Cumhurbaşkanlığı Sözcüsü İbrahim Kalın, “Modern olmak, ille de dünyanın sanayileşmiş zengin toplumlarında karşımıza çıkan bir tutum olmayabilir. Bazen Wall Street’te verilen bir karar dünyanın en barbar kararı olabilir. Milyonlarca insanın hayatını doğrudan etkileyen, zengini daha çok zengin, fakiri daha çok fakirleştiren bir karara dönüşebilir” dedi.
Kalın, Hitit Üniversitesince Ethem Erkoç Konferans Salonu'nda düzenlenen "Barbar, modern, medeni: Çağın anlamı üzerine düşünmek" konulu söyleşide, modernitenin özgür birey ile rasyonel toplum inşa etmeyi hedeflediğini, özgür bireyin ise anlamdan, erdemden uzak olduğunu söyledi.
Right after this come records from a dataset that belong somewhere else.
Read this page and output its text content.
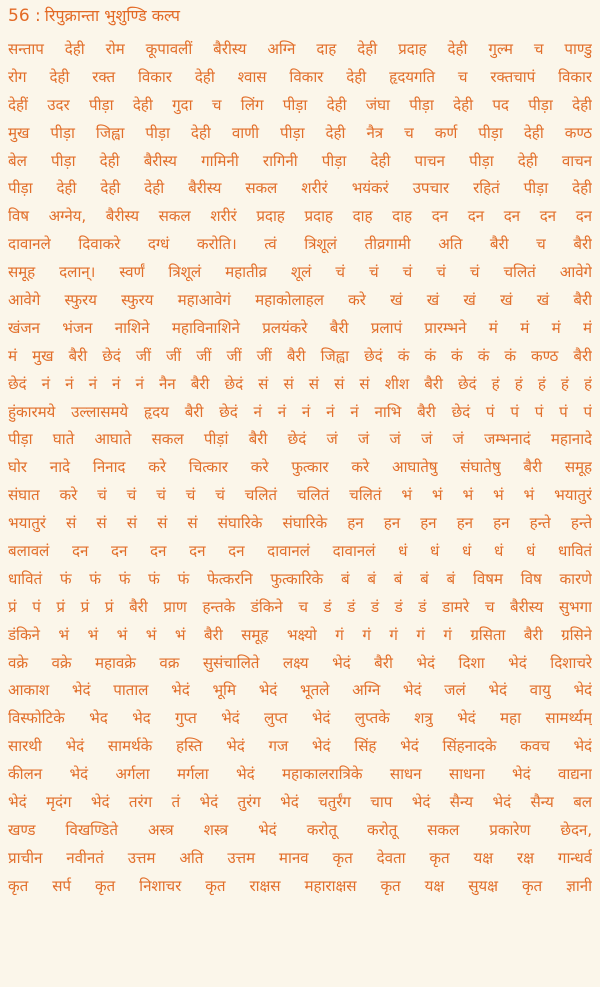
56 : रिपुक्रान्ता भुशुण्डि कल्प
सन्ताप देही रोम कूपावलीं बैरीस्य अग्नि दाह देही प्रदाह देही गुल्म च पाण्डु
रोग देही रक्त विकार देही श्वास विकार देही हृदयगति च रक्तचापं विकार
देहीं उदर पीड़ा देही गुदा च लिंग पीड़ा देही जंघा पीड़ा देही पद पीड़ा देही
मुख पीड़ा जिह्वा पीड़ा देही वाणी पीड़ा देही नैत्र च कर्ण पीड़ा देही कण्ठ
बेल पीड़ा देही बैरीस्य गामिनी रागिनी पीड़ा देही पाचन पीड़ा देही वाचन
पीड़ा देही देही देही बैरीस्य सकल शरीरं भयंकरं उपचार रहितं पीड़ा देही
विष अग्नेय, बैरीस्य सकल शरीरं प्रदाह प्रदाह दाह दाह दन दन दन दन दन
दावानले दिवाकरे दग्धं करोति। त्वं त्रिशूलं तीव्रगामी अति बैरी च बैरी
समूह दलान्। स्वर्णं त्रिशूलं महातीव्र शूलं चं चं चं चं चं चलितं आवेगे
आवेगे स्फुरय स्फुरय महाआवेगं महाकोलाहल करे खं खं खं खं खं बैरी
खंजन भंजन नाशिने महाविनाशिने प्रलयंकरे बैरी प्रलापं प्रारम्भने मं मं मं मं
मं मुख बैरी छेदं जीं जीं जीं जीं जीं बैरी जिह्वा छेदं कं कं कं कं कं कण्ठ बैरी
छेदं नं नं नं नं नं नैन बैरी छेदं सं सं सं सं सं शीश बैरी छेदं हं हं हं हं हं
हुंकारमये उल्लासमये हृदय बैरी छेदं नं नं नं नं नं नाभि बैरी छेदं पं पं पं पं पं
पीड़ा घाते आघाते सकल पीड़ां बैरी छेदं जं जं जं जं जं जम्भनादं महानादे
घोर नादे निनाद करे चित्कार करे फुत्कार करे आघातेषु संघातेषु बैरी समूह
संघात करे चं चं चं चं चं चलितं चलितं चलितं भं भं भं भं भं भयातुरं
भयातुरं सं सं सं सं सं संघारिके संघारिके हन हन हन हन हन हन्ते हन्ते
बलावलं दन दन दन दन दन दावानलं दावानलं धं धं धं धं धं धावितं
धावितं फं फं फं फं फं फेत्करनि फुत्कारिके बं बं बं बं बं विषम विष कारणे
प्रं पं प्रं प्रं प्रं बैरी प्राण हन्तके डंकिने च डं डं डं डं डं डामरे च बैरीस्य सुभगा
डंकिने भं भं भं भं भं बैरी समूह भक्ष्यो गं गं गं गं गं ग्रसिता बैरी ग्रसिने
वक्रे वक्रे महावक्रे वक्र सुसंचालिते लक्ष्य भेदं बैरी भेदं दिशा भेदं दिशाचरे
आकाश भेदं पाताल भेदं भूमि भेदं भूतले अग्नि भेदं जलं भेदं वायु भेदं
विस्फोटिके भेद भेद गुप्त भेदं लुप्त भेदं लुप्तके शत्रु भेदं महा सामर्थ्यम्
सारथी भेदं सामर्थके हस्ति भेदं गज भेदं सिंह भेदं सिंहनादके कवच भेदं
कीलन भेदं अर्गला मर्गला भेदं महाकालरात्रिके साधन साधना भेदं वाद्यना
भेदं मृदंग भेदं तरंग तं भेदं तुरंग भेदं चतुर्रंग चाप भेदं सैन्य भेदं सैन्य बल
खण्ड विखण्डिते अस्त्र शस्त्र भेदं करोतू करोतू सकल प्रकारेण छेदन,
प्राचीन नवीनतं उत्तम अति उत्तम मानव कृत देवता कृत यक्ष रक्ष गान्धर्व
कृत सर्प कृत निशाचर कृत राक्षस महाराक्षस कृत यक्ष सुयक्ष कृत ज्ञानी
Modernitenin özgür bireyin zorbalık yapmaksızın karşı tarafı ikna ederek, belli konularda mutabık kalarak sorunlarını çözeceği, özgürleşip üzerindeki vesayet yapılarından kurtularak üretken, verimli bir sosyoekonomik yapı kurup dünyaya barış ve huzur getirmeyi vadettiğini anlatan Kalın, şöyle devam etti:
"Gerçekliğin bundan çok farklı olduğunu gördük. Zamanla aydınlanmanın o yüksek ideallerinden uzaklaşmış bir dünya çıktı karşımıza. Avrupa emperyalizmi, Avrupa merkezcilik ve bununla beraber gelen yıkım, son 200 yıldır dünyamıza çok büyük maliyetler ödetti. İki dünya savaşı, insanlık tarihinin gördüğü en kanlı savaşlar oldu. Etkilerini bugün hala gördüğümüz iki dünya savaşı. Burada kullanılan teknolojileri hafife almamak lazım. Bugün dünyamızda karşı karşıya kaldığımız salgınlar, biyolojik savaşların, kimyasal silahların, kitle imha silahlarının temelleri maalesef bu dünya savaşlarında atıldı. Savaş ekonomisi dediğimiz korkunç bir ekonomi ortaya çıktı. Bugün bazı biyologlar dünyadaki bu tür büyük salgınların, en son Kovid-19’u yaşadık, bundan sonra artarak devam edeceği öngörüsünde bulunuyor. Bunun da temel sebebi dünyanın giderek daha toksik, daha radyoaktif hale gelmesi. İcat ettiğimiz, kullandığımız teknolojilerle, radyoaktif dalgalarla, atıklarla dünyanın dengesi o kadar çok bozuldu ki artık bundan sonra bu tür salgınlar çok daha büyük ve köklü şekilde insanlığın başına musallat olmaya devam edecek"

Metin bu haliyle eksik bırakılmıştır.